Let's try it on a much bigger dataset.  (Note that we're unzipping into a new directory with `unzip -d`.)

In [None]:
!unzip -d many-texts texts.zip

In [None]:
!ls -l many-texts | wc -l

In [None]:
!wc many-texts/*.txt

In [None]:
!time ls many-texts/*.txt \
    | parallel --eta -j+0 "grep -oE '\w{2,}' {} | tr '[:upper:]' '[:lower:]' >> many-texts/all-words.txt"

In [None]:
!time sort many-texts/all-words.txt \
    | uniq -c \
    | sort -rn \
    | head -10

Let's say that in words:

* Time this;
* Get a list of all the `*.txt` files in `many-texts/`;
* In parallel, extract their words, lower case them, and append them to `many-texts/all-words.txt`;
* Sort, find unique words, and get a reverse numeric rank of the top 10 most frequently occurring words.
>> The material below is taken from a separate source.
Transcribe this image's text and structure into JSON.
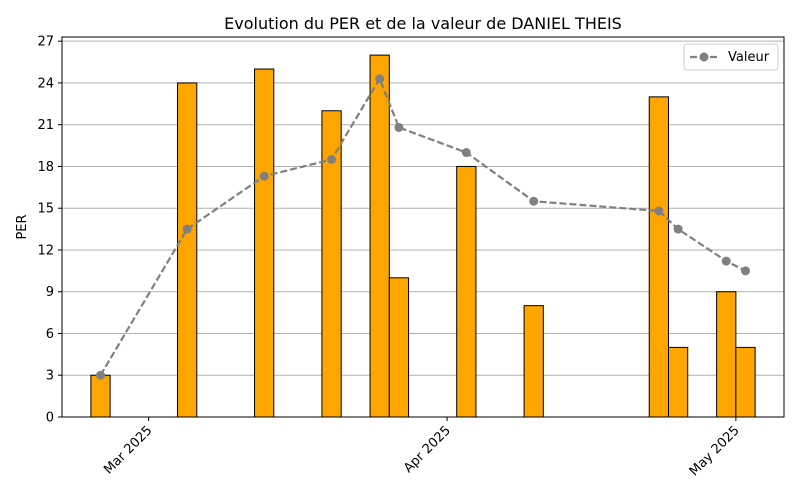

More precisely on that parallel step:

* Among all those files listed;
* Whenever there is an available core for processing, give it one file to process through the pipeline;
* When each job is done, the core is available for processing again;
* Continue until there are no jobs waiting.

That's data parallelism.

### Questions for you

How much faster or slower would we go if we did each file one at a time?

What's the bottleneck here?